What makes this dish truly special is the combination of mushrooms prepared in different manners. The minced bits will melt down creating a thick base while the sliced mushrooms (especially the dried ones!) add a meaty texture.
When choosing mushrooms for this dish the more variety the better! I highly encourage the use of safely foraged wild mushrooms. As prepared the mushrooms are vegan and gluten free.
- 1lb button mushrooms
- 1lb crimini mushrooms
- 1lb assorted fresh mushrooms (chanterelle, morel, coral, shitake, maitake….)
- 1c assorted dried mushrooms
- 2c boiling water
- 1/4c minced onion
- 2T minced garlic
- 4-6 sprigs fresh lemon thyme (or 1ts dried + 1/8ts lemon zest)
- 1/4c balsamic vinegar
- 1/2c dry vermouth or white wine
- 2Tb corn starch
Begin by soaking dried mushrooms in 2c boiling water. Allow the mushrooms to rest and rehydrate until the water has cooled. Drain mushrooms and reserve the liquid. Slice reconstituted mushrooms and set aside in a large bowl.
Prepare the fresh mushrooms by trimming any small stems flush with the cap and removing large stems all together. Finely dice the stems and reserve. Set aside 1lb of small mushroom caps for browning. Thinly slice the remaining mushrooms.

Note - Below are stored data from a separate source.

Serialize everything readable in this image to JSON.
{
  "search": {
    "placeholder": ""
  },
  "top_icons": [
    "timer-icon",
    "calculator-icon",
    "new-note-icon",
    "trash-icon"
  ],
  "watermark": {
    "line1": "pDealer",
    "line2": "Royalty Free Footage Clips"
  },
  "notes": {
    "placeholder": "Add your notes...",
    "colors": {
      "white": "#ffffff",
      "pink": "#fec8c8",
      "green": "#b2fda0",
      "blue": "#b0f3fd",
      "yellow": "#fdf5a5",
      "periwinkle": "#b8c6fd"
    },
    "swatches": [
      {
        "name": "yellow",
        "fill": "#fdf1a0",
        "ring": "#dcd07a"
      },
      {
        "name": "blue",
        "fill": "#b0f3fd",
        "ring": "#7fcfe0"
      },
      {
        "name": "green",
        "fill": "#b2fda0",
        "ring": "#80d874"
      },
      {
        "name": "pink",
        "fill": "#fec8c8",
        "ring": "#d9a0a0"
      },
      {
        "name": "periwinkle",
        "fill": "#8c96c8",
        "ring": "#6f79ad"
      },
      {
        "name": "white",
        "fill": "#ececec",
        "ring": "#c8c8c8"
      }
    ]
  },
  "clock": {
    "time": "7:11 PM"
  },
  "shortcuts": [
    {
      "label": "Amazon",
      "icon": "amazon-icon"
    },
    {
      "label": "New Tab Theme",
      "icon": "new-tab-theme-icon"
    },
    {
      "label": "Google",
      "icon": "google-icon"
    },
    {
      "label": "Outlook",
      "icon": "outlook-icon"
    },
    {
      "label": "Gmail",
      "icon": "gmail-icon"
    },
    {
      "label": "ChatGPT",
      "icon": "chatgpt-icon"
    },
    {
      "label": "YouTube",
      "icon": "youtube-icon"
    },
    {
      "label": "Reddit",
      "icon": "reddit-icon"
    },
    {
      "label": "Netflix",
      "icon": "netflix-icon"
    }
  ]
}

Heat 2Tb olive oil in a large pan over medium high heat. Place small mushrooms cap side down in the pan. Flipping once, allow these to gently brown. When the caps have reduced in size by almost half, remove them to the waiting bowl.
Next, brown the sliced mushrooms. Do this by working in small batches. Arrange a single layer of mushrooms in the pan and allow to brown. Stir the mushrooms once adding a pinch of salt. Cook until tender and reserve to the mushroom bowl. Repeat until all of the sliced mushrooms are cooked.
Add 2 more tablespoons of olive oil to the empty pan. Add the minced garlic, chopped onion, and diced mushroom stems to the pan. Cook until the onions are translucent and the mushrooms are soft. Add the reserved mushrooms back to the pan with the thyme, oregano, salt & pepper and allow cooking for 3 more minutes. Sprinkle corn starch over the mix and stir together. Pour in the vermouth & balsamic. Stir together. Add reserved mushroom liquid. Bring to a simmer, drop the heat to med- low and allow to cook for 5 minutes.
To serve with no fuss simply spoon heaping portions over gnocchi.
To gussie it up, Sauté the gnocchi briefly in a bit of butter until they begin to form a golden crust. Add mushrooms with sauce to the gnocchi pan and toss to coat. Garnish with chopped parsley or parmesan cheese.